In a nondescript little corner on the fifth floor of Peninsula Plaza, pictures of the 2007 violent clampdown on Burmese protesters are laid out. A small group of visitors, which include Singaporean activists, examines the exhibits and engages in discussion.
The simple, yet poignant, observation is to mark the United Nation’s 60th anniversary of the Universal Declaration of Human Rights (UDHR) on 10 December – and to remember the military suppression of pro-democracy protesters in Burma last September.
The famous pictures of the uprising led by Burmese monks bring the relevance of the UDHR to sharper focus for those present, especially the Burmese in Singapore.
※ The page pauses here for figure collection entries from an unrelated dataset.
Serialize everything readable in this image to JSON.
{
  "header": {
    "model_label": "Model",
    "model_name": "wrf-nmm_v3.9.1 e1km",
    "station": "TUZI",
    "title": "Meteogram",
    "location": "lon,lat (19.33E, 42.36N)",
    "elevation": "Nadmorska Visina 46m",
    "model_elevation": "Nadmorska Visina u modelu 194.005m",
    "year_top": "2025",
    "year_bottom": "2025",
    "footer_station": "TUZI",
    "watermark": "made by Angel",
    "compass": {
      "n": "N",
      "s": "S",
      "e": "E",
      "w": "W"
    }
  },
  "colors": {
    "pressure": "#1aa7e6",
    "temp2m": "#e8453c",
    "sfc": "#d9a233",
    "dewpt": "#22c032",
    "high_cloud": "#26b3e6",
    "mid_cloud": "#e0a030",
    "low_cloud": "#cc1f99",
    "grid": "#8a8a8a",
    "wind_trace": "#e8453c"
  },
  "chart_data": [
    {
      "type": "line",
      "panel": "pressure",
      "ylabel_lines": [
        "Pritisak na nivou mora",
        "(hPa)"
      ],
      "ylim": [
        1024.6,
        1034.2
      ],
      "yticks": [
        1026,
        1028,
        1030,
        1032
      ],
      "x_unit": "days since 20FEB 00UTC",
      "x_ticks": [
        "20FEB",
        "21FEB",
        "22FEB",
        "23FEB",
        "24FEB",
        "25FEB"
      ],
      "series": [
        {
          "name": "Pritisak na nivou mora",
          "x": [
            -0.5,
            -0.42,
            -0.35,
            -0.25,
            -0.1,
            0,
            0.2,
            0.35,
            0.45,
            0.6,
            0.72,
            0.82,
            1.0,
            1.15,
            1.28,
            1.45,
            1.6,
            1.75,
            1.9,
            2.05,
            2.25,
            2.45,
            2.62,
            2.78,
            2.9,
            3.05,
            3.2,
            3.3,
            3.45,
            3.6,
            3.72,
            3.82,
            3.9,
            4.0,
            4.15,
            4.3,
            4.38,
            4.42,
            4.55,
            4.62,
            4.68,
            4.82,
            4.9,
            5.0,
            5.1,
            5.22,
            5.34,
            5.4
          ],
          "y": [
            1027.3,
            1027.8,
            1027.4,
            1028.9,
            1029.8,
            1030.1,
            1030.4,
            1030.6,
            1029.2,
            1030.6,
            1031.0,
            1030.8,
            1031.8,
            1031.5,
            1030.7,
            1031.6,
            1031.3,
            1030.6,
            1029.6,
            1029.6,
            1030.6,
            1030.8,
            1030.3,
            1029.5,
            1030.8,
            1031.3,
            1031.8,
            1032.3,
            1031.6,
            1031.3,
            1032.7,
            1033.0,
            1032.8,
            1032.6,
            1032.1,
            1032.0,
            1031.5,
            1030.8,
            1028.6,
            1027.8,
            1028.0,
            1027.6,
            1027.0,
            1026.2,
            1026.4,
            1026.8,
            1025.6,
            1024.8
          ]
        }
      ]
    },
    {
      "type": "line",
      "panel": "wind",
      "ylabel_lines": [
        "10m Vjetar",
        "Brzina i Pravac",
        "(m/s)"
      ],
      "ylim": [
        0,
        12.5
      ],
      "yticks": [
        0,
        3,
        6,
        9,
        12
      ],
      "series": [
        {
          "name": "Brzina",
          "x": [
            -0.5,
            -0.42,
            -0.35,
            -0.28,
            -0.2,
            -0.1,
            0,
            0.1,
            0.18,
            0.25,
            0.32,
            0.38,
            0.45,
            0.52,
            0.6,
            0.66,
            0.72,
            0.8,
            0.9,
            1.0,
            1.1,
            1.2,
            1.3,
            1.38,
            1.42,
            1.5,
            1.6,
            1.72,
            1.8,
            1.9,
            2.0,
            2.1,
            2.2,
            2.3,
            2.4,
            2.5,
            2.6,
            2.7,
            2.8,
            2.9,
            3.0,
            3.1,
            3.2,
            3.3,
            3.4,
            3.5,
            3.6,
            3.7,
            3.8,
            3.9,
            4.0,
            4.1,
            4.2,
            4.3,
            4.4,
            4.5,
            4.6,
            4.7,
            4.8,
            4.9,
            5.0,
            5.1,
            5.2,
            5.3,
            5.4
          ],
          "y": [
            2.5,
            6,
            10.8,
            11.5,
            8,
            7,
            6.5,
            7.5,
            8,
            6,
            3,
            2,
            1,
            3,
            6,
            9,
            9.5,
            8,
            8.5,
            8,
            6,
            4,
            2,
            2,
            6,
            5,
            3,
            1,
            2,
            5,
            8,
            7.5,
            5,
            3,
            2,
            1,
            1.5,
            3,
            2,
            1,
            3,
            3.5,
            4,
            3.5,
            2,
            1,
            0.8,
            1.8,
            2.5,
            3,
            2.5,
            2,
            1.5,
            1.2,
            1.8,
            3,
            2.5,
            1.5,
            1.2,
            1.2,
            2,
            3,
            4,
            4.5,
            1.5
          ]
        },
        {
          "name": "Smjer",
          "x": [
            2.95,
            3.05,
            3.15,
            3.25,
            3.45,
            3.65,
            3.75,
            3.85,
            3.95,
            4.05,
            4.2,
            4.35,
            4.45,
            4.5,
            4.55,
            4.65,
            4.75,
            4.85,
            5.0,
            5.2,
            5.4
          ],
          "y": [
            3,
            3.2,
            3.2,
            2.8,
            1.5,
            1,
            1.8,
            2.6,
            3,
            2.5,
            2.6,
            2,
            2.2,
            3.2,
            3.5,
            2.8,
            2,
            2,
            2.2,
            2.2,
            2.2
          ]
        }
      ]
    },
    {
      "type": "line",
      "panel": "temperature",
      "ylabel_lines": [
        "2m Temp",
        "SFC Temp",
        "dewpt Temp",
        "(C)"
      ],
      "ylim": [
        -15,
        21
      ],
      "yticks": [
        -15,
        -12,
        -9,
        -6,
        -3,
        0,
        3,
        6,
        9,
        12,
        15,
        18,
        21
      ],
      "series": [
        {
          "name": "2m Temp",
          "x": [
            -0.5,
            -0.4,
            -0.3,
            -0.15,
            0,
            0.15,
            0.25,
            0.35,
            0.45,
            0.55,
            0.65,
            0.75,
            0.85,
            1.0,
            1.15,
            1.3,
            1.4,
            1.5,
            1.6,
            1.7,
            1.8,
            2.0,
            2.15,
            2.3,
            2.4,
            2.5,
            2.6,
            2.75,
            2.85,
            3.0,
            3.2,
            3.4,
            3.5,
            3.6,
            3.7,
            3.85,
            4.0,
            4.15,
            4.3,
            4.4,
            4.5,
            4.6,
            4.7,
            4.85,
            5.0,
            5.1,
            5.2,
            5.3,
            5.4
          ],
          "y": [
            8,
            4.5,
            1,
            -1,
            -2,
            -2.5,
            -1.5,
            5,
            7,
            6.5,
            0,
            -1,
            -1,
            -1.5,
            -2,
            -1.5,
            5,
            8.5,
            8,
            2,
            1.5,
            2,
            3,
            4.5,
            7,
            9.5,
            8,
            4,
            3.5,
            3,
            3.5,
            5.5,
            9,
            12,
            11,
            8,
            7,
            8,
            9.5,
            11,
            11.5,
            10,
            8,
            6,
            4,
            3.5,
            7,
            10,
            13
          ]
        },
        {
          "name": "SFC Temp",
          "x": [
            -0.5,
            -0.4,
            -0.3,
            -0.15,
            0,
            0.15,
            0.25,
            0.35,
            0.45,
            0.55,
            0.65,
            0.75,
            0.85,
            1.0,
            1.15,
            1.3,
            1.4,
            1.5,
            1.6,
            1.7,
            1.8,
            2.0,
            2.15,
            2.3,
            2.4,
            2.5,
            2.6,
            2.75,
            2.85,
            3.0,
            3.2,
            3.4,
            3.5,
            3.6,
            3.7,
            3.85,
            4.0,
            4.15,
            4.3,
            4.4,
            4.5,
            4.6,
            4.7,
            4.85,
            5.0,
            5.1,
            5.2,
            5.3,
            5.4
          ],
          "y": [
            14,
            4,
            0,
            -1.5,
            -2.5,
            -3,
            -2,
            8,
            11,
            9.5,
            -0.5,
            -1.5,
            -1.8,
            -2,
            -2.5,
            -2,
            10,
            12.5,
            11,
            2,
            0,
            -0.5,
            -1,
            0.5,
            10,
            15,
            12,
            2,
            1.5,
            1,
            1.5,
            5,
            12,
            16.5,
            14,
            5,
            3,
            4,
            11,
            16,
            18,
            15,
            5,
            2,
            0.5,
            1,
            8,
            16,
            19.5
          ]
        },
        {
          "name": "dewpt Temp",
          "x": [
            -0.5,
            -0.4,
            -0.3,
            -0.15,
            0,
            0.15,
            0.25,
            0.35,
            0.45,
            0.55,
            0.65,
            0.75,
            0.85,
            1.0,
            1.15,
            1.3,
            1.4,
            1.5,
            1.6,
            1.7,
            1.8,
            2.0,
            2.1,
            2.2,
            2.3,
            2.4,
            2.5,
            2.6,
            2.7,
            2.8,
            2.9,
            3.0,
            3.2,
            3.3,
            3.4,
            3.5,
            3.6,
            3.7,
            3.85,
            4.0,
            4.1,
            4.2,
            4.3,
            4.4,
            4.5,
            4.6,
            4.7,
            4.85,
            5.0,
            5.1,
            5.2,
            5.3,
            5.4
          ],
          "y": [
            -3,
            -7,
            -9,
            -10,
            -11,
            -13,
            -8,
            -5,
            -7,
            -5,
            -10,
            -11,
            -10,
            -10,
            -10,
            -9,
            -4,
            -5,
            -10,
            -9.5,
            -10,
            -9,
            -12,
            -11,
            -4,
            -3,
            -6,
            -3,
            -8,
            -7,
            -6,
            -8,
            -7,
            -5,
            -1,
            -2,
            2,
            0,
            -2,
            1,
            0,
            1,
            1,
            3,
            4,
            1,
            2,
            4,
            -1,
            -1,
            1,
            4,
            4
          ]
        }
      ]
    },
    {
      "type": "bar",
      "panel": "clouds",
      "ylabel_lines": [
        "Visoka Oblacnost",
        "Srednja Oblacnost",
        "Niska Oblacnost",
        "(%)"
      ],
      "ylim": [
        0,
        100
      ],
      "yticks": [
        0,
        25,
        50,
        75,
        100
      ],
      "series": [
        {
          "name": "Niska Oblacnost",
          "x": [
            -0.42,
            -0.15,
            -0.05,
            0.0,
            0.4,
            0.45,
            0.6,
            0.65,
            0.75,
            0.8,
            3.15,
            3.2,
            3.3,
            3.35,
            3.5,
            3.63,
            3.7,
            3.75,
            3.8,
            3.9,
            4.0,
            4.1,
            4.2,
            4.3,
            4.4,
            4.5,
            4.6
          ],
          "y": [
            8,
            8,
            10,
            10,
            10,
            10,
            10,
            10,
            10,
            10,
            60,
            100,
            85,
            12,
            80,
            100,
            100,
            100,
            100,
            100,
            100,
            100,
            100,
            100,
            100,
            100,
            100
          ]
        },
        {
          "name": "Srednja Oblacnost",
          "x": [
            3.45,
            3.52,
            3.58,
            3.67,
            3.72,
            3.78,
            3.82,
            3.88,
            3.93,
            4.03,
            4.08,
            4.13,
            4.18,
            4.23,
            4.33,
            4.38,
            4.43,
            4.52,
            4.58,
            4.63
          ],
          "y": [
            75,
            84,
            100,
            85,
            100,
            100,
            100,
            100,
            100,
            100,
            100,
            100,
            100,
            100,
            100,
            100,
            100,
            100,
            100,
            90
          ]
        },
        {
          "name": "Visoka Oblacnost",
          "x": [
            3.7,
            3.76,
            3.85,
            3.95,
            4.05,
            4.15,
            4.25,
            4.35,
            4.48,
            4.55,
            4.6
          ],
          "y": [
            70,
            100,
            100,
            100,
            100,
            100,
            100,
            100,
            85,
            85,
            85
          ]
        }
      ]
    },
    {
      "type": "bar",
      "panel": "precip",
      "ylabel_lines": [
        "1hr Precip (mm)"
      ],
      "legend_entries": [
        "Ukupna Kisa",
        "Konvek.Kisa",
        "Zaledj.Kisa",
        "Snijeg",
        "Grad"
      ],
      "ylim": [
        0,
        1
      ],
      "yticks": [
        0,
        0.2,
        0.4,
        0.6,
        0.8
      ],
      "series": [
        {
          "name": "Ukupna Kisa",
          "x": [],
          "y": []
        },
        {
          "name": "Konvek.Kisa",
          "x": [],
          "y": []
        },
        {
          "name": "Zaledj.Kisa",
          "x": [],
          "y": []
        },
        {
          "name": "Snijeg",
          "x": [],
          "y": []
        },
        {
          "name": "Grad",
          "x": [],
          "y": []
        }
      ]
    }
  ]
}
“Even three years ago, I didn’t know there was such a thing as the UDHR,” said Marc Myo, a Burmese who’s studying at the Singapore Management University. “Today marks the 60th anniversary of the recognition that all humans are equal,” he explains. “It has given me enlightenment and motivates me to make human rights real for me.”
Marc was one of those involved in the protests which were held in Singapore during the uprising last year. Today’s event is a marked contrast to the public protests which the Burmese community in Singapore held at the Burma embassy and Orchard Road, where hundreds of Burmese took part in demonstrations over a number of days.
Speaking to The Online Citizen, Marc says he is both sad and happy about the UDHR’s anniversary. “I’m happy that we’ve achieved such a declaration,” he says, “but sad that we’ve not achieved such freedom [for Burma].”
Through such events like the one today, he hopes to remind the Burmese people of their inalienable human rights which are being violated by the military regime in Burma. He will be distributing pamphlets of the 30 Articles of the UDHR to his compatriots to “educate, remind and motivate” them.
Turning to the recent long sentences meted out to student protesters and others in Burma by the military junta, he calls “injustice” and criticizes ASEAN for not doing anything to help. “ASEAN has been conniving with the Burmese generals,” he explains.
When asked about the Singapore government’s recent threat to not renew the visas of several Burmese who had organized and taken part in last year’s protests in Singapore, which includes him, Marc says he is “not scared of the implicit punishment” by the authorities here. While they were not surprised that the Singapore government would take action against them, he is however a “little surprised by the Singapore government’s tactics.”
“Their motives were not publicized,” he says, “until we held our press conference. They want to keep good relations with the military government in Burma.” (See here and here for the story.) The government has since relented and approved the visas but three of Marc’s compatriots were nonetheless told to leave. One of them is now in Cambodia, he tells TOC.
Looking to the future, he feels that though the ‘agitation’ of the Burmese people has somewhat quietened down, this is “a period to consider what to do.” He does not rule out further protests in Singapore if and when the need arises, he says. When asked if he will limit such protests to Speakers’ Corner where the rules now allow foreigners to conduct demonstrations, Marc says it depends on the nature of the protest. “What’re you protesting?” he says. “You must protest within the vicinity of what you are protesting against.”
He explains that they demonstrated in Orchard last year because the ASEAN summit was being held in a location nearby. “Thus it was necessary to protest there.”
For now, his hope is for change in Burma. “[I hope to see] the restoration of sovereignty of the Burmese people from the hands of the generals,” he says, “and the restoration of justice and democracy.”
The exhibition will be held again this weekend on Saturday and Sunday, from 3pm to 9pm.